Immune checkpoint blockade (ICB) therapies have revolutionized the treatment of human cancers including lung adenocarcinoma (LUAD). However, our understanding of the immune subtyping of LUAD and its association with clinical response of immune checkpoint inhibitor remains incomplete. Here we performed molecular subtyping and association analysis of LUAD from the Cancer Genome Atlas (TCGA) and validated findings from TCGA cohort in 9 independent validation cohorts. We conducted consensus molecular subtyping with nonnegative matrix factorization (NMF). Potential response of ICB therapy was estimated with Tumor Immune Dysfunction and Exclusion (TIDE) algorithm. We identified 2 distinct subtypes of LUAD in TCGA cohort that were characterized by significantly different survival outcomes (i.e., high- and low-risk subtypes). The high-risk subtype was featured by lower TIDE score, upregulation of programmed death-ligand 1 (PD-L1) expression, and higher tumor mutation burden (TMB). The high-risk subtype also harbored significantly elevated cell cycle modulators CDK4/CDK6 and TP53 mutation. These observations were validated in 9 independent LUAD cohorts. Our findings suggest that immune checkpoint blockade therapy may be efficacious for high-risk subtype of LUAD patients.

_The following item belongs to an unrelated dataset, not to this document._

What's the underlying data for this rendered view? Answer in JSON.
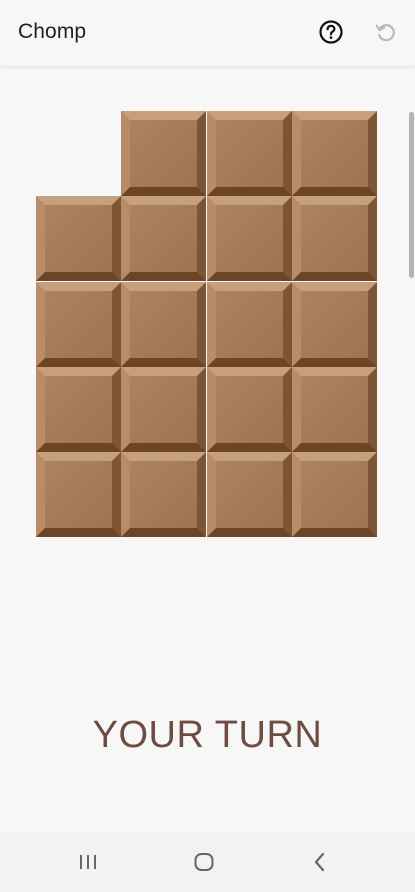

CTL: cytotoxic T lymphocytes; DDR: DNA damage repair; FDA: Food and Drug Administration; FDR: false discovery rate; GEO: Gene Expression Omnibus; GSEA: gene set enrichment analysis; LUAD: lung adenocarcinoma; MSigDB: Molecular Signatures Database; NMF: nonnegative matrix factorization; NSCLC: non-small-cell lung cancer; PD-L1: programmed death-ligand 1; RFE: recursive feature elimination; SMGs: significantly mutated genes; TCGA: The Cancer Genome Atlas; TIDE: Tumor Immune Dysfunction and Exclusion; TMB: tumor mutation burden.